Datenjournalismus liefert uns exklusive Geschichten. Ohne unsere eigene Datenbank hätten wir zum Beispiel nie herausgefunden, dass hunderte Flugzeuge über Berlin leer vom einen zum anderen Flughafen fliegen.
Außerdem können wir mit Datenvisualisierungen komplexe Sachverhalte einfach darstellen, z.B. mit unserer Grafik zum Berliner Volksentscheid. So können wir auch Nachrichten prinzipiell auf jeden einzelnen Berliner herunterbrechen, wie etwa mit unserer Mietkarte oder unseren Wahlkarten.
Unsere Aufgabe im Interaktiv-Team ist es einerseits, neue Geschichten abseits der üblichen Recherchequellen zu finden. z.B. in Sensordaten. Und andererseits Geschichten so zu erzählen, dass sie vor allem im Web funktionieren.
Wie reagiert Euere Leserschaft? Bekommt Ihr viel Feedback und kannst Du etwas über die Zugriffszahlen sagen?
Feedback bekommen wir vor allem über Twitter und Facebook. Unsere Geschichten zählen regelmäßig zu den am meisten geteilten und abgerufenen auf morgenpost.de. Die Berlinwahlkarte etwa war mit mehr als 350.000 Visits und rund 23.000 Social-Media-Shares einer der erfolgreichsten Artikel der Berliner Morgenpost.
Auch im vergangenen Jahr holten Daten-Geschichten die meisten Visits: die Story rund um Berliner und Zugezogene 160.000 und die Mietkarte 140.000 Visits. Unser Flugrouten-Radar wird täglich rund 500 Mal abgerufen.

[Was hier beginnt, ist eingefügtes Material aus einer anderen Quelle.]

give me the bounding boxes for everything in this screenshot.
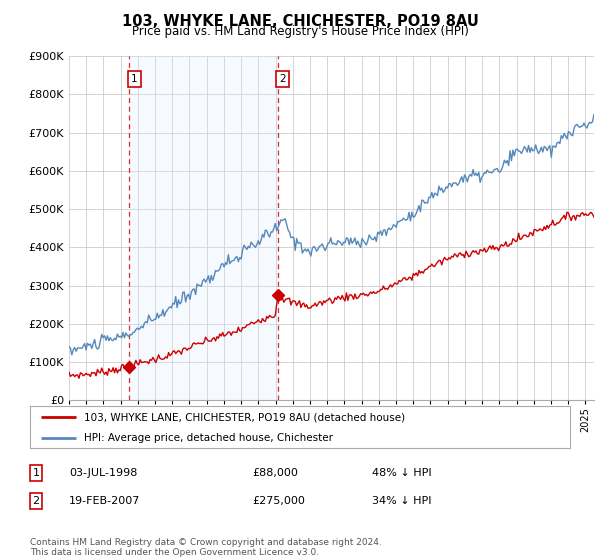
Text: 2: 2	[280, 74, 286, 84]
Text: 19-FEB-2007: 19-FEB-2007	[69, 496, 140, 506]
Text: HPI: Average price, detached house, Chichester: HPI: Average price, detached house, Chic…	[84, 433, 333, 444]
Text: 1: 1	[131, 74, 138, 84]
Text: 103, WHYKE LANE, CHICHESTER, PO19 8AU (detached house): 103, WHYKE LANE, CHICHESTER, PO19 8AU (d…	[84, 412, 405, 422]
Text: £88,000: £88,000	[252, 468, 298, 478]
Text: 48% ↓ HPI: 48% ↓ HPI	[372, 468, 431, 478]
Bar	[129, 56, 278, 400]
Text: £275,000: £275,000	[252, 496, 305, 506]
Text: 1: 1	[32, 468, 40, 478]
Text: 34% ↓ HPI: 34% ↓ HPI	[372, 496, 431, 506]
Text: Contains HM Land Registry data © Crown copyright and database right 2024.
This d: Contains HM Land Registry data © Crown c…	[30, 538, 382, 557]
Text: 103, WHYKE LANE, CHICHESTER, PO19 8AU: 103, WHYKE LANE, CHICHESTER, PO19 8AU	[122, 14, 478, 29]
Text: 2: 2	[32, 496, 40, 506]
Text: Price paid vs. HM Land Registry's House Price Index (HPI): Price paid vs. HM Land Registry's House …	[131, 25, 469, 38]
Text: 03-JUL-1998: 03-JUL-1998	[69, 468, 137, 478]
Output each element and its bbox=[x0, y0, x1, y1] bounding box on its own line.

Die von Dir genannten Beispiele sind alle werbefrei. Welche Überlegungen gibt es bei Euch im Haus, mit datenjournalistische Projekten unmittelbar Geld zu verdienen – oder reicht der Leuchturmcharakter der Projekte?
Werbekunden interessieren sich immer mehr für Datenjournalismus, sagen unsere Kollegen aus der Vermarktung. Deshalb hatten wir einen Werbeplatz auf der interaktiven Karte über Zugezogene eingebaut, der auch gleich gebucht wurde. Ein Unternehmen hat eigens dafür einen responsiven Banner erstellt und will auch in Zukunft gezielt auf unseren interaktiven Geschichten Werbung schalten. Wir hoffen natürlich, dass noch weitere dazukommen.

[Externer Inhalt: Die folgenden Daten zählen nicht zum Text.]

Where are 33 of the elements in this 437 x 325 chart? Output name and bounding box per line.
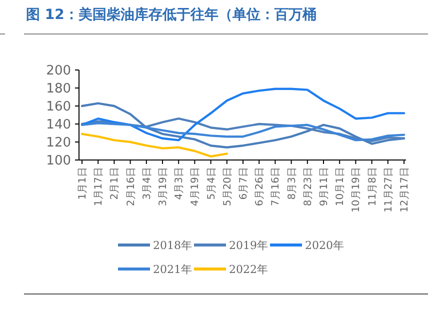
x-tick-label: 4月19日 [190,167,202,206]
y-tick-label: 200 [46,64,71,79]
legend-label: 2019年 [229,238,268,252]
x-tick-label: 6月7日 [238,167,250,200]
x-tick-label: 4月3日 [174,167,186,200]
y-tick-label: 160 [46,100,71,115]
x-tick-label: 3月4日 [142,167,153,200]
x-tick-label: 9月11日 [319,167,330,206]
x-tick-label: 5月4日 [206,167,218,200]
x-tick-label: 6月26日 [254,167,266,206]
x-tick-label: 1月17日 [94,167,105,206]
legend-label: 2021年 [153,262,192,276]
y-tick-label: 180 [46,82,71,97]
x-tick-label: 10月1日 [335,167,346,206]
x-tick-label: 11月27日 [383,167,394,212]
x-tick-label: 2月1日 [110,167,121,200]
legend-label: 2018年 [153,238,192,252]
x-tick-label: 3月19日 [158,167,169,206]
legend-label: 2020年 [305,238,344,252]
x-tick-label: 11月8日 [367,167,378,206]
x-tick-label: 12月17日 [400,167,410,212]
y-tick-label: 100 [46,154,71,169]
x-tick-label: 8月23日 [302,167,314,206]
y-tick-label: 140 [46,118,71,133]
legend-label: 2022年 [229,262,268,276]
x-tick-label: 1月1日 [78,167,88,200]
x-tick-label: 5月20日 [222,167,234,206]
x-tick-label: 2月16日 [126,167,137,206]
x-tick-label: 7月16日 [270,167,282,206]
chart-title: 图 12：美国柴油库存低于往年（单位：百万桶 [26,6,316,23]
x-tick-label: 10月19日 [351,167,362,212]
y-tick-label: 120 [46,136,71,151]
x-tick-label: 8月3日 [286,167,298,200]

Wie beurteilst Du den Stand von Datenjournalismus im deutschsprachigen Raum?
Datenjournalismus ist nicht mehr nur ein Buzzword für Journalisten, sondern heute auch bei Lesern angekommen. Das haben wir vor allem bei den positiven Reaktionen auf unsere neueste Geschichte über Berlins soziale Unterschiede entlang der Buslinie M29 gemerkt.

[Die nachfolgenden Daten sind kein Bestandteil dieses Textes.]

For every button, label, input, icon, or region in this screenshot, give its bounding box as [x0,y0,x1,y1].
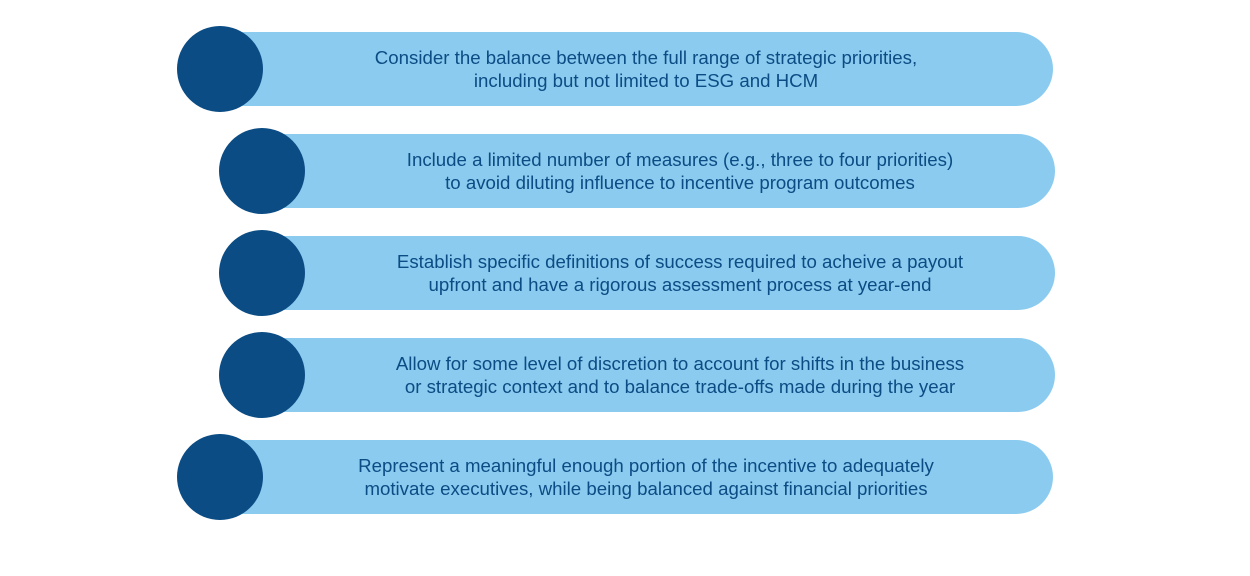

Es gibt mittlerweile eigentlich keinen Monat mehr, in dem nicht mindestens eine interessante Geschichte veröffentlicht wird, die auf Daten basiert. Und das nicht nur von Zeit Online, Spiegel Online, Süddeutsche und Co., sondern auch von kleinen Redaktionen wie etwa der Heilbronner Stimme oder den Ruhr Nachrichten.
Viele Redaktionen tun sich aber noch immer schwer mit dem Gedanken, mit Entwicklern zusammen eine Geschichte zu planen oder mit Excel statt nur mit Word zu arbeiten. Es gibt noch so viele Daten-Geschichten zu erzählen, die sich mit den immer einfacher werdenden Tools oft sehr schnell umsetzen ließen.
Wie kann man Datenjournalismus lernen?
Am besten startet man ein Projekt und versucht, die entsprechenden Hürden nach und nach selbst zu nehmen. So haben wir das gemacht. In Foren, Mailinglisten oder bei Twitter wird einem eigentlich immer geholfen, wenn man einmal nicht weiterkommt. Es gibt unzählige Tutorials mit denen man unterschiedlichste Aspekte aus diesem Bereich lernen kann.
Allerdings kann man Datenjournalismus auch nie auslernen. Beinahe täglich gibt es neue Web-Technologien und Recherche-Tools. Ich selbst besuche in diesem Jahr mehrere Statistik- und Datenbankkurse.
In welche Richtung werden sich datenjournalistische Formate entwickeln?
Ich glaube, das kann keiner so genau sagen. Das Besondere am Journalismus im Web ist ja, dass wir für jede einzelne Geschichte entsprechende Formate maßschneidern können. Aufgrund
der Vielfalt der Datensätze und der neuen technischen Möglichkeiten, werden wir in Zukunft immer wieder überraschende, völlig neue Formate zu sehen bekommen – und das für die unterschiedlichsten Endgeräte.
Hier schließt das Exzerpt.